An unknown story about Chandrayaan's success

     ``You paid Rs 2,200 for the dvd,'' was the instant response of my good friend, Pradeep Mohandas, when I told him that I had brought the dvd of the famous film, ``The Dish,''  which is a fictionalised account of the role of the Parkes Observatory in Australia in the Apollo 11 mission. The high quality pics of the Neil Armstrong getting off the ladder of the lunar module and stepping on the surface of the moon, were indeed from this observatory.

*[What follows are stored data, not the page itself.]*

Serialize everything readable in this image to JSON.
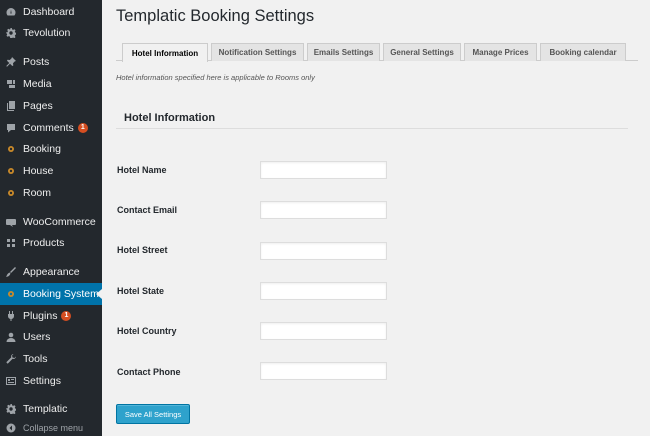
{
  "sidebar": {
    "items": [
      {
        "label": "Dashboard",
        "icon": "dashboard-icon"
      },
      {
        "label": "Tevolution",
        "icon": "gear-icon"
      },
      {
        "label": "Posts",
        "icon": "pin-icon"
      },
      {
        "label": "Media",
        "icon": "media-icon"
      },
      {
        "label": "Pages",
        "icon": "pages-icon"
      },
      {
        "label": "Comments",
        "icon": "comment-icon",
        "badge": "1"
      },
      {
        "label": "Booking",
        "icon": "plugin-gear-icon"
      },
      {
        "label": "House",
        "icon": "plugin-gear-icon"
      },
      {
        "label": "Room",
        "icon": "plugin-gear-icon"
      },
      {
        "label": "WooCommerce",
        "icon": "woocommerce-icon"
      },
      {
        "label": "Products",
        "icon": "products-icon"
      },
      {
        "label": "Appearance",
        "icon": "brush-icon"
      },
      {
        "label": "Booking System",
        "icon": "plugin-gear-icon",
        "active": true
      },
      {
        "label": "Plugins",
        "icon": "plug-icon",
        "badge": "1"
      },
      {
        "label": "Users",
        "icon": "user-icon"
      },
      {
        "label": "Tools",
        "icon": "wrench-icon"
      },
      {
        "label": "Settings",
        "icon": "settings-icon"
      },
      {
        "label": "Templatic",
        "icon": "gear-icon"
      }
    ],
    "collapse_label": "Collapse menu"
  },
  "page": {
    "title": "Templatic Booking Settings",
    "intro": "Hotel information specified here is applicable to Rooms only",
    "section_title": "Hotel Information"
  },
  "tabs": [
    {
      "label": "Hotel Information",
      "active": true
    },
    {
      "label": "Notification Settings"
    },
    {
      "label": "Emails Settings"
    },
    {
      "label": "General Settings"
    },
    {
      "label": "Manage Prices"
    },
    {
      "label": "Booking calendar"
    }
  ],
  "fields": [
    {
      "label": "Hotel Name",
      "value": ""
    },
    {
      "label": "Contact Email",
      "value": ""
    },
    {
      "label": "Hotel Street",
      "value": ""
    },
    {
      "label": "Hotel State",
      "value": ""
    },
    {
      "label": "Hotel Country",
      "value": ""
    },
    {
      "label": "Contact Phone",
      "value": ""
    }
  ],
  "save_button": "Save All Settings",
  "colors": {
    "sidebar_bg": "#23282d",
    "active_menu": "#0073aa",
    "badge": "#d54e21",
    "primary_button": "#2ea2cc"
  }
}
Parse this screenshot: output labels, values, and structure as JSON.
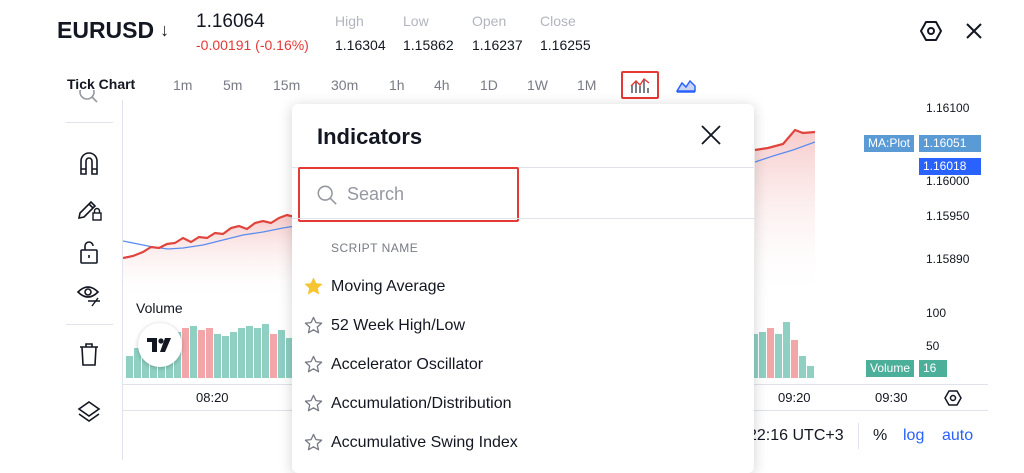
{
  "header": {
    "symbol": "EURUSD",
    "symbol_arrow": "↓",
    "price": "1.16064",
    "change": "-0.00191 (-0.16%)",
    "ohlc": [
      {
        "label": "High",
        "value": "1.16304"
      },
      {
        "label": "Low",
        "value": "1.15862"
      },
      {
        "label": "Open",
        "value": "1.16237"
      },
      {
        "label": "Close",
        "value": "1.16255"
      }
    ],
    "settings_icon": "settings-hexagon-icon",
    "close_icon": "close-icon"
  },
  "timeframes": {
    "tick_label": "Tick Chart",
    "items": [
      "1m",
      "5m",
      "15m",
      "30m",
      "1h",
      "4h",
      "1D",
      "1W",
      "1M"
    ],
    "chart_type_icon": "indicators-chart-icon",
    "area_icon": "area-chart-icon"
  },
  "left_toolbar": [
    "magnifier-icon",
    "magnet-icon",
    "pencil-lock-icon",
    "unlock-icon",
    "eye-icon",
    "trash-icon",
    "layers-icon"
  ],
  "chart": {
    "volume_label": "Volume",
    "price_labels": [
      "1.16100",
      "1.16000",
      "1.15950",
      "1.15890"
    ],
    "ma_badge_label": "MA:Plot",
    "ma_badge_value": "1.16051",
    "price_badge_value": "1.16018",
    "volume_ticks": [
      "100",
      "50"
    ],
    "volume_badge_label": "Volume",
    "volume_badge_value": "16",
    "time_labels": [
      "08:20",
      "09:20",
      "09:30"
    ],
    "colors": {
      "price_line": "#e0443c",
      "ma_line": "#5b8def",
      "vol_up": "#8fd0c3",
      "vol_down": "#f2a6aa",
      "ma_badge": "#5b9bd5",
      "price_badge": "#2962ff",
      "vol_badge": "#4caf9a"
    }
  },
  "bottom_bar": {
    "time": "22:16 UTC+3",
    "percent": "%",
    "log": "log",
    "auto": "auto"
  },
  "dialog": {
    "title": "Indicators",
    "search_placeholder": "Search",
    "column_header": "SCRIPT NAME",
    "items": [
      {
        "name": "Moving Average",
        "favorite": true
      },
      {
        "name": "52 Week High/Low",
        "favorite": false
      },
      {
        "name": "Accelerator Oscillator",
        "favorite": false
      },
      {
        "name": "Accumulation/Distribution",
        "favorite": false
      },
      {
        "name": "Accumulative Swing Index",
        "favorite": false
      }
    ]
  }
}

     My reply to him was that if it was concerned with space, I do not mind paying such a huge the amount! After all this dvd is not readily available in the market. My search for the dvd on Thursday evening was prompted by a news given to me by a close friend that that the deep space network in Canberra in Australia had supported the Chandrayaan flight. I visited a new swanky dvd showroom at Kemps Corner, not far from where I stay, and inquired about the disc. The store keeper first said; ``Sorry.We do not have it."' But, then he clarified: ``I think we have it. Let me check.'' He checked his computer, and yes he had it.After a 15-minute search of all the shelves, he managed to locate it and gave it to me, but not before playing the first part in his system.

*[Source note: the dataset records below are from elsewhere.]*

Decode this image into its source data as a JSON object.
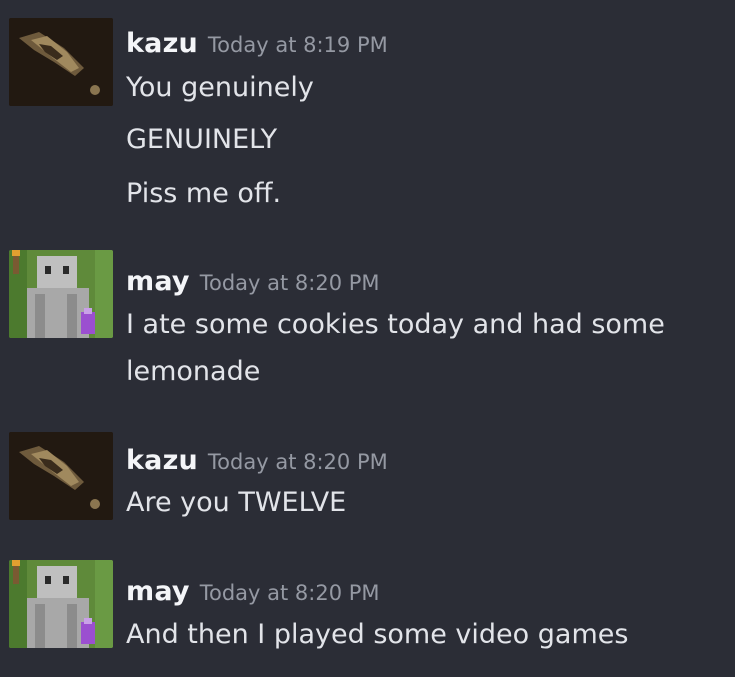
{
  "messages": [
    {
      "author": "kazu",
      "timestamp": "Today at 8:19 PM",
      "avatar_icon": "dark-creature-icon",
      "lines": [
        "You genuinely",
        "GENUINELY",
        "Piss me off."
      ]
    },
    {
      "author": "may",
      "timestamp": "Today at 8:20 PM",
      "avatar_icon": "minecraft-villager-icon",
      "lines": [
        "I ate some cookies today and had some",
        "lemonade"
      ]
    },
    {
      "author": "kazu",
      "timestamp": "Today at 8:20 PM",
      "avatar_icon": "dark-creature-icon",
      "lines": [
        "Are you TWELVE"
      ]
    },
    {
      "author": "may",
      "timestamp": "Today at 8:20 PM",
      "avatar_icon": "minecraft-villager-icon",
      "lines": [
        "And then I played some video games"
      ]
    }
  ],
  "colors": {
    "background": "#2b2d36",
    "username": "#f4f5f8",
    "timestamp": "#9599a3",
    "message_text": "#e2e4e9"
  }
}
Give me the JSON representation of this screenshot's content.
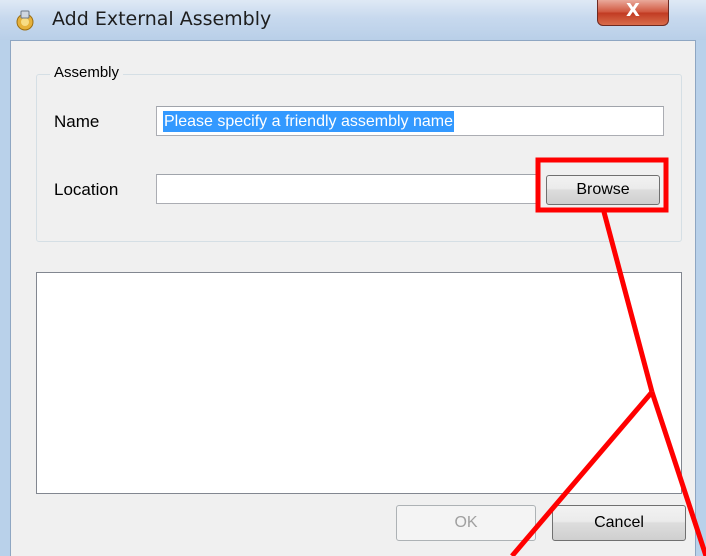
{
  "window": {
    "title": "Add External Assembly",
    "close_glyph": "X"
  },
  "assembly_group": {
    "legend": "Assembly",
    "name_label": "Name",
    "name_value": "Please specify a friendly assembly name",
    "location_label": "Location",
    "location_value": "",
    "browse_label": "Browse"
  },
  "footer": {
    "ok_label": "OK",
    "cancel_label": "Cancel",
    "ok_enabled": false
  },
  "icons": {
    "title_icon": "assembly-icon",
    "close_icon": "close-icon"
  },
  "colors": {
    "annotation": "#ff0000",
    "selection": "#3399ff",
    "close_button": "#c13b23"
  }
}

     On Friday,  I watched the nearly two-hour film on my computer. To say it was great would indeed be an understatement. The reason: it was absolutely superb and in all probability I may be seeing it again on Saturday night. I told Pradeep that it was certainly worth more than Rs 2,200 and he laughed.

     One of the scenes in the film depicts an animated conversation among the Parkes team during dinner which focussed on how many in the world would watch on TV, the first man on the moon. Some one rattled off figures. When it came to India, one of them said a lot of people would see it, ``but there is just one telly.' On hearing this everyone broke into laughter. There was a note of sarcasm in his answer because he clearly meant that India was a backward country with just one TV set!

    This was in July 1969  But in 2008 the situation changed and India has been acknowledged as an emerging space power and what better proof of this than the success of the Chandrayaan-1 mission?   
    ``Beyond Moon and Mars (BMM) has learnt that the Deep space network of Canberra, Australia was used by ISRO's Chandrayaan-1 lunar craft for maintainence. This is an hitherto unknown story of the Indian moon mission. Australians who in 1969 thought India was a backward nation, now supported its lunar programme! Truly there is a twist of irony in this development.

     Chandrayaan-1 lunar craft was designed for two years mission life. However some observations during he early phase of the mission time line called for the accelerated operations of the science instruments to accomplish the mission objectives in the shortest time frame.

      So, to operate the lunar craft on 24 X 7 basis, the support of Canberra station was sought by ISRO. The ready acceptance and the extented co-operation by the DSN operation crew enabled ISRO to operate Chandrayaan-1 lunar craft 24 X 7 basis. ``This ensured all the science instruments of Chandryaan-1 to deliver more than 7 TB of data covering the entire moon within an year. This was the secret behind the success of Chandryaan-1 even though the mission survived only 10 months,'' said an official.

    The support provided by Canberra station which was not originally planned prior to the start of the mission, has it's own share in the historical discovery of water on the lunar surface and lunar ice in the craters of lunar poles etc, says the official.

     Rs 2,200 for ``The Dish,'' was certainly worth it!